Megamind : Critique

MegamindL’heure est indéniablement aux « Bonne année ! », « Meilleurs voeux ! », « Du bonheur ! », etc., aussi je vous souhaite à toutes et à tous une excellente année 2011 ! Pour la première critique de l’année, j’ai choisi un film sorti le 15 décembre dernier : le dernier Dreamworks Animation, Megamind.

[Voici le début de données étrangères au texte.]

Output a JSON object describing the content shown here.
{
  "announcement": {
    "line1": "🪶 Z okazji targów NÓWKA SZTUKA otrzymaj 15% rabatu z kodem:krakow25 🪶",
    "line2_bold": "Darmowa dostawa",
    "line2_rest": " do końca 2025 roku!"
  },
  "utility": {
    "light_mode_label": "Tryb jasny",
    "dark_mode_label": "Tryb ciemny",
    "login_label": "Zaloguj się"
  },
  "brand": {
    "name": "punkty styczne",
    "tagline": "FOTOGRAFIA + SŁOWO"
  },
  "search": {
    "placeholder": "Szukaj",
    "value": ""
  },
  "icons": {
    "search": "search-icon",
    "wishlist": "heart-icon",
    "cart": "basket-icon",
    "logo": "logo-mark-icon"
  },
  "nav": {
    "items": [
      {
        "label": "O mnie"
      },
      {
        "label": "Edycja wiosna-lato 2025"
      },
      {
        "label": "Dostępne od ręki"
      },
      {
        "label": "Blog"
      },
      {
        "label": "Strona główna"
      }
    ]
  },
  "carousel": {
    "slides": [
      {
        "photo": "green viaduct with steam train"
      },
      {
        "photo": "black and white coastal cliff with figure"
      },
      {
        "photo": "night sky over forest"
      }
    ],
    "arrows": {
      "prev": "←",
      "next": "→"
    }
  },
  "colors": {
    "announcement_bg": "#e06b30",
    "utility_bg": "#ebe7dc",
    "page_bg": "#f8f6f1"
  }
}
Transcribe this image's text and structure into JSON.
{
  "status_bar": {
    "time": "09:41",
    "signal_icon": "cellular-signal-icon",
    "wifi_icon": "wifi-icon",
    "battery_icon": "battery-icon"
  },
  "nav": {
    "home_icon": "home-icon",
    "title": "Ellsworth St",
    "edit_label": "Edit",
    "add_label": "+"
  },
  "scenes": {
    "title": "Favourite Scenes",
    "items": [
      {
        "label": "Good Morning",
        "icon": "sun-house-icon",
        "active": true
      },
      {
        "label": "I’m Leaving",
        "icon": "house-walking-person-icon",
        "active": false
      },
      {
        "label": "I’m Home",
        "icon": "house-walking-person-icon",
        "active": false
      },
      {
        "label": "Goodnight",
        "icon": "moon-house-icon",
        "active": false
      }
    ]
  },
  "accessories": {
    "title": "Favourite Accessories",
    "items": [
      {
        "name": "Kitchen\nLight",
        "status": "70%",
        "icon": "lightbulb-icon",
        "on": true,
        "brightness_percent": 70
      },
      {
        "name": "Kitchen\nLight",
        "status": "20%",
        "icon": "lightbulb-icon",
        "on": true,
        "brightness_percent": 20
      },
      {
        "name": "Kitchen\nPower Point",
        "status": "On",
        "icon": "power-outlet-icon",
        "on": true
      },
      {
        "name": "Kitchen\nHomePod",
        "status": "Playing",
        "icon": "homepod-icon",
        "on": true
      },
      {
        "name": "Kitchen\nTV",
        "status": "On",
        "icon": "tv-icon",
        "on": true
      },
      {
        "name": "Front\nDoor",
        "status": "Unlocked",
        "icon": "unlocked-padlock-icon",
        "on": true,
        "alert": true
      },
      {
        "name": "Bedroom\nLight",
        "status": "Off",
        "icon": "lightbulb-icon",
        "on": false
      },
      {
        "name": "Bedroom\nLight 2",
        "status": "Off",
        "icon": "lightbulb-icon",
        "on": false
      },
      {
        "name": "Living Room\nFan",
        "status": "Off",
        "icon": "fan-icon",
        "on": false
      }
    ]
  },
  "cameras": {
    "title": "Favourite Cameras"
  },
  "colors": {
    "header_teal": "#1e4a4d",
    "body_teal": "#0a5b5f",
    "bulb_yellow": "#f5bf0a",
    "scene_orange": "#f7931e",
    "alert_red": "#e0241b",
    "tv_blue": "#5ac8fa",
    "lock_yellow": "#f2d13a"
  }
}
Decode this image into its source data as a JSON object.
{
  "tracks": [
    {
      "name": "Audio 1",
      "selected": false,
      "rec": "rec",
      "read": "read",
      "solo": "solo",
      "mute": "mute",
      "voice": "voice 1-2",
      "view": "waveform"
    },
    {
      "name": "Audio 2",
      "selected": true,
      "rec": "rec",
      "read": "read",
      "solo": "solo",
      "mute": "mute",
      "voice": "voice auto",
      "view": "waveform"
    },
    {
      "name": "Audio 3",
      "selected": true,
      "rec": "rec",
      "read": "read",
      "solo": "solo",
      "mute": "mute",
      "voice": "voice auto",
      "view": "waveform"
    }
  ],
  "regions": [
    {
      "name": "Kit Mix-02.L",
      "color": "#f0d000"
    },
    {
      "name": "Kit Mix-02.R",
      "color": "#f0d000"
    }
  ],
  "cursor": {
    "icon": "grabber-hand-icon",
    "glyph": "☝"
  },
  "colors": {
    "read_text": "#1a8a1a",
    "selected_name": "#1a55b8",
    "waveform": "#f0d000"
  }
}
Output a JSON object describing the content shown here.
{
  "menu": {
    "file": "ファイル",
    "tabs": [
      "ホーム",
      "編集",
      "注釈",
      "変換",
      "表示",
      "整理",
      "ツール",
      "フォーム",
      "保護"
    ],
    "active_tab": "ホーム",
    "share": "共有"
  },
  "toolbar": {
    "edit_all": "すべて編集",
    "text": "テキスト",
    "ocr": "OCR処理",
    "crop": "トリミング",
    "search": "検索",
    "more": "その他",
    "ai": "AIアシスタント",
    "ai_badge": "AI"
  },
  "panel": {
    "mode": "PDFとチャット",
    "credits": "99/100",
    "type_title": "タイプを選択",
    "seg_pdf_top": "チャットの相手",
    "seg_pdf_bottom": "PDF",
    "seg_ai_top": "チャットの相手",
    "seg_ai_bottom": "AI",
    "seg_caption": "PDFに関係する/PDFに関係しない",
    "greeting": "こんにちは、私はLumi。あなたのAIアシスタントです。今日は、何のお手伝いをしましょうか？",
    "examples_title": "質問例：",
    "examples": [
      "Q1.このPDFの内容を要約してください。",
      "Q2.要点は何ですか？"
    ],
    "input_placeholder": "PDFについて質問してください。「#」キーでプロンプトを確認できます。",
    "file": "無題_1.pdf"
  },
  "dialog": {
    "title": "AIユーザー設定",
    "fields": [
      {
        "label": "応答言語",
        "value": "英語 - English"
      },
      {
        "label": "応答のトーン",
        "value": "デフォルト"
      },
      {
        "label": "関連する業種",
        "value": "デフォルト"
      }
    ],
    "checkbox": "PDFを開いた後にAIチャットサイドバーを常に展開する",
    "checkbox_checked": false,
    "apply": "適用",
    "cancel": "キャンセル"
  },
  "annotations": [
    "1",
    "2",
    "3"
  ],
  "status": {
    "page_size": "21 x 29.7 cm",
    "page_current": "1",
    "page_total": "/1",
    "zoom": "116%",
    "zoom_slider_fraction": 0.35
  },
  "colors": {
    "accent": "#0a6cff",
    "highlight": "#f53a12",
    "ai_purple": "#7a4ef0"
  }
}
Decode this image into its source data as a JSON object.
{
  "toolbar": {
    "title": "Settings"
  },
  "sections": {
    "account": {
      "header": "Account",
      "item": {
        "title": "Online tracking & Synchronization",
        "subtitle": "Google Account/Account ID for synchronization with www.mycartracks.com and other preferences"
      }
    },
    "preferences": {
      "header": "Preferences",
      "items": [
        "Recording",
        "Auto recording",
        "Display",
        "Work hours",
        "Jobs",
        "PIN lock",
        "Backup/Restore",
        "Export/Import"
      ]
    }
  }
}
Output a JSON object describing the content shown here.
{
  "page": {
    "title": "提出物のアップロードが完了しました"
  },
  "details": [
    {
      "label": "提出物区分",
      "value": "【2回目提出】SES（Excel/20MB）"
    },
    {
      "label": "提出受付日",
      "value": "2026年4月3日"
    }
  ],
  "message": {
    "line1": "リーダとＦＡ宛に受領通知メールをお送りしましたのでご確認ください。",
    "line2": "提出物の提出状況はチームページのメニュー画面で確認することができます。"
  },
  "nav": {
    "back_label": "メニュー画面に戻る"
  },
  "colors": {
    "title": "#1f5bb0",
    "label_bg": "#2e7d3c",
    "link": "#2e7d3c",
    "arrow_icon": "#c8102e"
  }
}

Il s’agit d’un film d’animation contant l’histoire de deux extraterrestres qui sont envoyés sur la Terre alors qu’ils sont encore bébé, afin d’échapper à la destruction de leur monde (ça vous rappelle des souvenirs ?). L’un est beau gosse, un peu niais et… adulé évidemment (le super-gentil), l’autre est bleu, a un crâne disproportionné et détesté. Sa seule façon d’exister va être de devenir super-vilain. Et de combattre sans relâche Metroman (le super-gentil), en vain… jusqu’au jour où, contrairement à toute attente, il parvient à s’en débarrasser. Mais comment s’occuper quand on est super-vilain et qu’on a perdu son plus grand rival ?

Même s’il ne rivalise pas avec un Shrek, Megamind est pour moi un très bon film d’animation, pour petits et grands. Plus pour petits que pour grands peut-être, mais j’ai pour ma part beaucoup aimé. Le film est original, puisque pour une fois le méchant gagne, mais il garde néanmoins les ingrédients de base d’une « comédie animée » : des blagues, des références, et une pincée de romance – on aime ou on n’aime pas.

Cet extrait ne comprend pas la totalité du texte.